You are going to buy a $18,000 car. The dealer offers you $2000 cash back of nothing down and 0% financing for 60 months. If you take the financing, starting in one month you will pay one-sixtieth of $18,000 each month for 60 months. In some sense that is not really "0% financing" because you could have bought the care for, effectively, $16,000 and you will be making $18,000 in payments. Use the present value formula to determine the actual finance rate. [Hint: Do not expect to solve it algebraically.]

Present value Formula: A={R[1-(1+i)^-n]} / i

where A is the present value, R is the amount of each payment, i is the rate per time period, and n is the time period.
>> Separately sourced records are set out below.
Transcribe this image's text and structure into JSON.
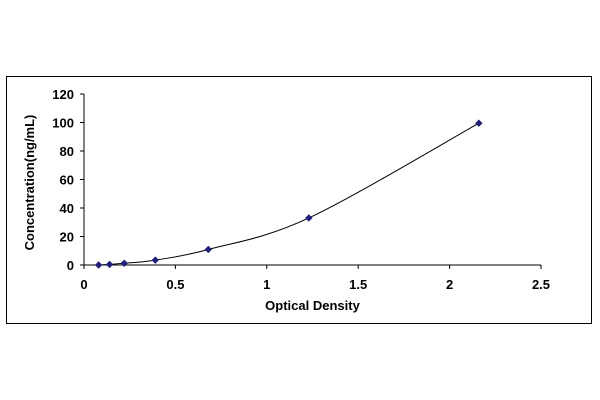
{
  "chart_data": {
    "type": "scatter",
    "title": "",
    "xlabel": "Optical Density",
    "ylabel": "Concentration(ng/mL)",
    "xlim": [
      0,
      2.5
    ],
    "ylim": [
      0,
      120
    ],
    "x_ticks": [
      0,
      0.5,
      1,
      1.5,
      2,
      2.5
    ],
    "x_tick_labels": [
      "0",
      "0.5",
      "1",
      "1.5",
      "2",
      "2.5"
    ],
    "y_ticks": [
      0,
      20,
      40,
      60,
      80,
      100,
      120
    ],
    "y_tick_labels": [
      "0",
      "20",
      "40",
      "60",
      "80",
      "100",
      "120"
    ],
    "grid": false,
    "legend": "none",
    "series": [
      {
        "x": [
          0.08,
          0.14,
          0.22,
          0.39,
          0.68,
          1.23,
          2.16
        ],
        "y": [
          0,
          0.4,
          1.2,
          3.4,
          10.9,
          33,
          99.5
        ],
        "marker": "diamond",
        "color": "#1f1f7a",
        "fit_line": true
      }
    ]
  }
}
Please respond somebody!!!

16000 = 300(1 - (1+i)^-60)/i

53.3333 = (1 - (1+i)^-60)/i

After a few trial-and-error attempts with my calculator, I "sandwiched" the rate i between .004 and .0038

so
.004 53.24886
i 53.33333
.0038 53.561
we can now set up an interpolation ratio
(i - .004)/(.0038 - .004) = (53.3333-53.24886)/(53.561-53.24886)
i = .003946

check:
300(1 - (1.003946)^-60)/.003946 = 15999.86
not bad

so the annual rate is approx .003946 x 12 = .04735
or 4.735%

To determine the actual finance rate using the present value formula, we need to rearrange the formula to solve for i (the rate per time period).

The present value formula can be rearranged as:

i = [R/(A/R-1)]^(1/n) - 1

where A is the total amount to be paid, R is the amount of each payment, i is the rate per time period, and n is the time period.

In this case, the total amount to be paid (A) is $18,000 and the amount of each payment (R) is ($18,000/60) = $300. The time period (n) is 60 months.

Substituting these values into the formula, we have:

i = [300 / (18000/300 - 1)]^(1/60) - 1

Simplifying,

i = [300 / (60 - 1)]^(1/60) - 1

i = [300 / 59]^(1/60) - 1

Using a calculator, we can evaluate [300 / 59]^(1/60) which equals approximately 1.00466028.

i = 1.00466028 - 1

i ≈ 0.00466028

Therefore, the actual finance rate is approximately 0.466028% per month.